My First Sourdough Loaf: Why I Spent Months Reading Before Baking

My First Sourdough Loaf: Why I Spent Months Reading Before Baking

I'm not someone who dives in headfirst.

If you know me, you know I research. I plan. I read every blog post, watch every video, absorb every piece of information I can find before I even think about trying something new. So when I decided I wanted to bake sourdough, I didn't just wake up one day and start mixing flour and water.

I spent months reading first.

The Research Phase

Summer 2023. I was deep in the sourdough rabbit hole — bookmarking blog posts, reading "The Perfect Loaf" by Maurizio Leo cover to cover, studying the Tartine Method, and absorbing everything from The Sourdough Journey Blog. I wanted to understand the why behind every step before I ever touched dough.

Why does the starter need to be fed regularly? What's actually happening during bulk fermentation? Why does temperature matter so much? How do you know when the dough is ready? What are hydration ratios and why do they matter?

I'm a former first-grade teacher. I need to understand how things work before I can do them well. And sourdough? It's a whole different world from traditional baking.

Why I Waited (And Why It Mattered)

Here's the thing: I've always been a baker. I'm the person who brings desserts to gatherings, the mom with fresh cookies cooling on the counter. But sourdough felt... intimidating. It wasn't a recipe you could just follow step-by-step and expect perfect results. It required intuition, patience, and a willingness to fail.

And I didn't want to fail.

Not because I was worried about wasting flour or producing a dense loaf — but because this mattered. I'd become deeply uncomfortable with the overly processed food lining the shelves at chain grocery stores. I wanted to change the way we were eating as a family, and sourdough felt like a real step toward that. If I failed, I worried I'd give up. And I couldn't afford to give up on something this important.

So I kept reading.
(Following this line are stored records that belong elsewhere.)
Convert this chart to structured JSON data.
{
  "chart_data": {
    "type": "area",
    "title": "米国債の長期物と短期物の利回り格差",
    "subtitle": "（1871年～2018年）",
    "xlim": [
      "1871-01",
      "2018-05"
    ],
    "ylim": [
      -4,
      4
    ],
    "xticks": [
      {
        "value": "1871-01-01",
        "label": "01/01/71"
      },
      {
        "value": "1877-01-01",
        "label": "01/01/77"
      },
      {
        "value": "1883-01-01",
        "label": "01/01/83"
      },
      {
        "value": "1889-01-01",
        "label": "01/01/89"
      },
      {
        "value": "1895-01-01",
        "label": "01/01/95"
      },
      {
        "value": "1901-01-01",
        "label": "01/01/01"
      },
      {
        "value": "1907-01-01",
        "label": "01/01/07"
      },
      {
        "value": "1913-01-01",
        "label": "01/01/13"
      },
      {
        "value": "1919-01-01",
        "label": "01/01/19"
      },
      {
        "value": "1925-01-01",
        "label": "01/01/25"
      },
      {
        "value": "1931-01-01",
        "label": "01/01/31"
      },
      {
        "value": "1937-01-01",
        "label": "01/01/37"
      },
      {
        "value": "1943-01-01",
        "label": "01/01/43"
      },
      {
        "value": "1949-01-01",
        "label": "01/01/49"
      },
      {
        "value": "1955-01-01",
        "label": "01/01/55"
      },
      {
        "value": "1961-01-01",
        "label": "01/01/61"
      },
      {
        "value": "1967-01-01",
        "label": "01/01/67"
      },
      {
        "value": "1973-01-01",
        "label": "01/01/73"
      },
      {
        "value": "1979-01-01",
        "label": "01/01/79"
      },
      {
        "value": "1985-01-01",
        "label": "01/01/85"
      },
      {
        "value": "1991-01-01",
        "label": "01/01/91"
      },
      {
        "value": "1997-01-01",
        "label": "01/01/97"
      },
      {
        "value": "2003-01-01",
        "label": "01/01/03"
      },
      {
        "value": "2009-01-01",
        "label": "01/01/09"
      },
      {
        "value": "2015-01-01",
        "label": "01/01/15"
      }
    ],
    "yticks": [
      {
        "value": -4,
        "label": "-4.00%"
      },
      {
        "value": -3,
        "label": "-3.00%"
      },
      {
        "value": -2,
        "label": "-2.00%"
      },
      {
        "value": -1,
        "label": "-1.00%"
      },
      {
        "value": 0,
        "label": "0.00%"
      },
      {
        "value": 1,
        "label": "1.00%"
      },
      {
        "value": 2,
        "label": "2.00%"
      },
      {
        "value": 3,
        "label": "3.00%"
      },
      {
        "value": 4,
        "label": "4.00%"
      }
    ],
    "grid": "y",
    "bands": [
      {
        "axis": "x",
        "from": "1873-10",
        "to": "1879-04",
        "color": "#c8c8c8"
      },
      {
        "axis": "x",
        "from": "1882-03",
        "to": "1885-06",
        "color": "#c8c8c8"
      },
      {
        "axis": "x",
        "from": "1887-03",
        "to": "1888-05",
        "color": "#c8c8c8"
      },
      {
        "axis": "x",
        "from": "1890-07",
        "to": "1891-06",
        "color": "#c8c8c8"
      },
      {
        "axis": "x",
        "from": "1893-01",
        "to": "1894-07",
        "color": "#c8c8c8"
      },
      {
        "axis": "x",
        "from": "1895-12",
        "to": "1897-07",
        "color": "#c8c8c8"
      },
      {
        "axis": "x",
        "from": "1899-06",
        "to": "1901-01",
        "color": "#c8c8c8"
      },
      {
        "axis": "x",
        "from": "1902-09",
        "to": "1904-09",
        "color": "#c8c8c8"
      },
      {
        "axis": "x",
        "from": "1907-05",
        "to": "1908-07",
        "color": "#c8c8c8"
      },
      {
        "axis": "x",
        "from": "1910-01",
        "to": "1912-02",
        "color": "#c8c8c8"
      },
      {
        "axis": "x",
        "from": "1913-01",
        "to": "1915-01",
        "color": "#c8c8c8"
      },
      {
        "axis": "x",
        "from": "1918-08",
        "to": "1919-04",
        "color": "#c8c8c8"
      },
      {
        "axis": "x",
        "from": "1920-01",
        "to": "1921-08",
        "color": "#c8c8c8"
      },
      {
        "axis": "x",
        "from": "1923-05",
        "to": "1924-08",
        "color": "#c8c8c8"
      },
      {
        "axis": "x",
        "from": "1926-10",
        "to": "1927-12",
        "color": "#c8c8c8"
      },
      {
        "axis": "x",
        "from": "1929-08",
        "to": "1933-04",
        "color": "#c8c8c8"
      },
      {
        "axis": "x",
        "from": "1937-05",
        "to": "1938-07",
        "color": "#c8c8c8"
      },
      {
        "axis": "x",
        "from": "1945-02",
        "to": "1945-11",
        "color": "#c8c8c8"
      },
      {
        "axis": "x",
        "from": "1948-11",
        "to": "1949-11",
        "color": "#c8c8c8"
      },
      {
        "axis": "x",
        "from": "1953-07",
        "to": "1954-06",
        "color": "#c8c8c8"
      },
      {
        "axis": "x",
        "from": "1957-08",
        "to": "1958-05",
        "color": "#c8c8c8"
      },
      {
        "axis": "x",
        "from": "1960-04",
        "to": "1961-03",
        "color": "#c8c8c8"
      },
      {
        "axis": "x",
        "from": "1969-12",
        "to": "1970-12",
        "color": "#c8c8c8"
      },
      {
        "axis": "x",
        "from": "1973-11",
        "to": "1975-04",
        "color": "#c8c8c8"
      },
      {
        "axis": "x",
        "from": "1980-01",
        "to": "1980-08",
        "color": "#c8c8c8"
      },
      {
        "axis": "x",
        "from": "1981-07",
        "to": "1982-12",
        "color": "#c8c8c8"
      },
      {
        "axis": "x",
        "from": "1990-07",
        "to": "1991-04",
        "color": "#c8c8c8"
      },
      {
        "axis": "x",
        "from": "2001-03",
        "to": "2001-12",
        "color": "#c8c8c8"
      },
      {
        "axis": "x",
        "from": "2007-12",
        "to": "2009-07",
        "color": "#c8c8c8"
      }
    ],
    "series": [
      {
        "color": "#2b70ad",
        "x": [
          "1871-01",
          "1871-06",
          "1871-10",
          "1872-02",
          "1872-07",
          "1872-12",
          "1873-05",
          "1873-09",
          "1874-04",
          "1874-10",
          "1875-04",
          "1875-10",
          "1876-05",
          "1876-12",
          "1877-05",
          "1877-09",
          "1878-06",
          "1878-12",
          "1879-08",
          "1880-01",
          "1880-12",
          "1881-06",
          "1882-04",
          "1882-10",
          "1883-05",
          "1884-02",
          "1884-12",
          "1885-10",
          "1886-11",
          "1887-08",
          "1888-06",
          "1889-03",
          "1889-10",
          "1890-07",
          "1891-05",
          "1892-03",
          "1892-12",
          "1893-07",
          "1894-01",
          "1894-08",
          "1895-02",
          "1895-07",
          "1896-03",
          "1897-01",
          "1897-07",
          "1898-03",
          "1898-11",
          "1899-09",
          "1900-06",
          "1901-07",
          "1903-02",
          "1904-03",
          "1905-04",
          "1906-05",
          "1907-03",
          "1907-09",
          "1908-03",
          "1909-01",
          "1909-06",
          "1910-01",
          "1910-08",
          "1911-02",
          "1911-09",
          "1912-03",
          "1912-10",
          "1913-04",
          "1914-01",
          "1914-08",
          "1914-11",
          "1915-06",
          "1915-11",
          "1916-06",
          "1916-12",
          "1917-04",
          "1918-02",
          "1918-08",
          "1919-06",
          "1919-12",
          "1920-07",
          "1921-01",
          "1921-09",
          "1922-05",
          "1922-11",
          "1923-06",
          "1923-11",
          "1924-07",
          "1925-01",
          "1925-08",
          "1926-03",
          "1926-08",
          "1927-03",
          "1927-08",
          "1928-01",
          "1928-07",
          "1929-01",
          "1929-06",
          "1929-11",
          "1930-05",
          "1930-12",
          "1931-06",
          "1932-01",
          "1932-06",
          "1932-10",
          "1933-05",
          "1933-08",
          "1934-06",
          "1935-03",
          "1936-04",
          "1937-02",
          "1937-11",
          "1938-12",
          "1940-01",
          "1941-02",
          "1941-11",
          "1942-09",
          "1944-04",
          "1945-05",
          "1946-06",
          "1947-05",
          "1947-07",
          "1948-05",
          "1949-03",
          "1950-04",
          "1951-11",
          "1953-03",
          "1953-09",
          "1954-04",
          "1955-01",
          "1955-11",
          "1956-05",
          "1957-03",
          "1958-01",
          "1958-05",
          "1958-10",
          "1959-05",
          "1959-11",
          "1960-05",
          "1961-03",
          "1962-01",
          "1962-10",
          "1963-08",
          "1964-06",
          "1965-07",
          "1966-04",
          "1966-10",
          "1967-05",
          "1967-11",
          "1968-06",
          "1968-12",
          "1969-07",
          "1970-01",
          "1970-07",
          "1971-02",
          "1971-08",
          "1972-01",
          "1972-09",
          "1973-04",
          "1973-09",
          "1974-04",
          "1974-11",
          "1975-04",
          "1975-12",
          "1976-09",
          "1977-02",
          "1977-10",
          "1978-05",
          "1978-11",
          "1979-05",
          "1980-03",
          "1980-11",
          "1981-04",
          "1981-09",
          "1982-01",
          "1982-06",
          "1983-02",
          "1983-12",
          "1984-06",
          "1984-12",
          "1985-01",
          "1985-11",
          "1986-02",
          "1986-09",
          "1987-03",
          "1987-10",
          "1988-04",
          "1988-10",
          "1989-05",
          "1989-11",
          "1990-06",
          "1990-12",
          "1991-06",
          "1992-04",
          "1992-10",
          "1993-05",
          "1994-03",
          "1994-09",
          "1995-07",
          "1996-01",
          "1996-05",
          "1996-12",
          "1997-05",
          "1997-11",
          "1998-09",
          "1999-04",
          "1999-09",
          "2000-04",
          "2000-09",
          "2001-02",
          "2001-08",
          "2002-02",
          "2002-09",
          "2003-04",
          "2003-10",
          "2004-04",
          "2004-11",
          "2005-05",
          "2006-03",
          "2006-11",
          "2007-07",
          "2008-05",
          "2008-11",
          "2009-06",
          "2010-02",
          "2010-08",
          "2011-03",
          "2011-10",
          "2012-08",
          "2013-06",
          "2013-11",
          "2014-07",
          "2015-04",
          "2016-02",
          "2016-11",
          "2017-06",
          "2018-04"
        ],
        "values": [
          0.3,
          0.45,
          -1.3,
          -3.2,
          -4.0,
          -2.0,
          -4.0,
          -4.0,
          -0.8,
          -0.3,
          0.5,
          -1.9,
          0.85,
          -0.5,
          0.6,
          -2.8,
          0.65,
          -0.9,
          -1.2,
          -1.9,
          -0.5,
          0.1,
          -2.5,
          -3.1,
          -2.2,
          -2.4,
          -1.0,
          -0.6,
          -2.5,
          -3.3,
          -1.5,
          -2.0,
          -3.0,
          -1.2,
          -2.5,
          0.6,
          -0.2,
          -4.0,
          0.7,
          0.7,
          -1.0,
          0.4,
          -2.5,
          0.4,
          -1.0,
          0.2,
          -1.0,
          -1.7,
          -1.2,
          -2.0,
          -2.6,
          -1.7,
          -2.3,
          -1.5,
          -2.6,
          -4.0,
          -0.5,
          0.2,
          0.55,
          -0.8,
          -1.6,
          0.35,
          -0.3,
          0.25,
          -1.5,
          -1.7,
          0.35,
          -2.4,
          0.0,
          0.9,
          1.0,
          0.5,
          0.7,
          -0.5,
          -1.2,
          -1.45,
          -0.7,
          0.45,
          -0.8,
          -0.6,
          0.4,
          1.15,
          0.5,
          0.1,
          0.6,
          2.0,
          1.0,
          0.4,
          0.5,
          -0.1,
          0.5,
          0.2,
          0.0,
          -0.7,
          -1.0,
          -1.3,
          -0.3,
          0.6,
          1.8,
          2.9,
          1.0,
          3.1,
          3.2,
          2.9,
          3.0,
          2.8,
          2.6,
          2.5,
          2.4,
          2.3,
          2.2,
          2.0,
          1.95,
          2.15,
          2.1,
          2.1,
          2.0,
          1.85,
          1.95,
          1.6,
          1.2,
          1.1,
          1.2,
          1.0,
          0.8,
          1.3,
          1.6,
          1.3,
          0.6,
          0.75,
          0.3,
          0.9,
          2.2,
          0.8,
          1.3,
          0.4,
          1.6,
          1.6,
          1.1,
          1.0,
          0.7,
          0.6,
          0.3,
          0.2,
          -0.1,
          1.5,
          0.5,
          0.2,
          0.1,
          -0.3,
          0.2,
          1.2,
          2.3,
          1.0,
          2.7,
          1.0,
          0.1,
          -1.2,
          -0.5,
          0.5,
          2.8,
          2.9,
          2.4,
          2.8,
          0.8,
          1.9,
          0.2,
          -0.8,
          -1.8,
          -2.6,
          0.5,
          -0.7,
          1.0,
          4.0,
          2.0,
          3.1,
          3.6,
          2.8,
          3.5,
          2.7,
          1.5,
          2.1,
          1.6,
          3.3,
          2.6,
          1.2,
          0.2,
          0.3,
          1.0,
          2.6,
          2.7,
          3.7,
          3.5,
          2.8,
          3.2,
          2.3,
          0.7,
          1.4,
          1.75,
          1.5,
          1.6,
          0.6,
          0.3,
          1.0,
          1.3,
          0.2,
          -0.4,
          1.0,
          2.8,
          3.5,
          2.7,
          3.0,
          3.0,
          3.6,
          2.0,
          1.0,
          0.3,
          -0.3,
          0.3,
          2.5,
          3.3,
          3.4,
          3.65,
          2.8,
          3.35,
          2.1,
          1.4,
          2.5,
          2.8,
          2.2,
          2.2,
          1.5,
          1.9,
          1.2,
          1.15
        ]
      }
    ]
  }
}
I learned about hydration percentages and autolyse and the float test. I studied photos of dough at different fermentation stages. I read troubleshooting guides for problems I hadn't even encountered yet.

Looking back, I realize I was building confidence through knowledge. If I understood the theory, maybe I wouldn't mess it up as badly.

The First Loaf

Finally, after months of research, I decided it was time. I had my starter (which I'd been feeding for a couple weeks), my schedule mapped out, my dough in the bowl.

And you know what? That first loaf wasn't a disaster.

It was slightly dense — not quite the open crumb I'd seen in all those Perfect Loaf photos — but it tasted good. Really good. My family ate the whole thing. My boys loved it. And I felt like I'd cracked some secret code.

The research paid off.

What I Learned

Here's what all that reading taught me before I ever baked a loaf:

Sourdough works on its own timeline. You can't rush fermentation. You can't force it to fit your schedule. You have to learn to read the dough, not the clock.

Temperature affects everything. Even with central heating and air, my kitchen temperature fluctuates throughout the day — morning vs. afternoon, summer vs. winter. Understanding how temperature affects fermentation timing meant I could adjust and still get good results.

The process is AS important as the recipe. Ratios matter. Hydration percentages matter. You can't just swap ingredients or skip steps and expect the same outcome. Sourdough rewards understanding, not just following instructions.

That first loaf wasn't perfect, but it was good because I'd done the work to understand what I was doing. And honestly? That's the best advice I can give anyone starting their sourdough journey.

But Here's What I Need to Say

My process might intimidate you.

If you're reading this and thinking, "I could never absorb all that information before starting," I get it. The idea of months of research before making one loaf might feel overwhelming. And I don't want that to stop you.

You don't have to do it my way.

Some people learn best by jumping in, making mistakes, and adjusting as they go. If that's you, start baking. Try it. Fail. Try again. That's a completely valid path.

But if you're like me — if you're a researcher, if you need to understand the why before the how — then I highly suggest doing the reading before you get started. It will save you frustration, build your confidence, and help you troubleshoot when (not if) things go wrong.

There's no right way to learn sourdough. There's only your way.

If You're in the Research Phase Right Now

You're not procrastinating. You're preparing. And that matters.

Here's what helped me most:

  • The Perfect Loaf by Maurizio Leo (comprehensive, science-based, detailed timing and ratios)
  • Tartine Method by Chad Robertson (high-hydration techniques, focus on crust and crumb)
  • The Sourdough Journey Blog (practical, home-baker friendly, great troubleshooting)

Take your time. Learn the process. Understand the why behind the ratios and hydration.

And when you're ready — when you've absorbed enough that you feel confident even in your nervousness — mix that first batch of dough.

You've got this.


Thanks for reading along on this journey.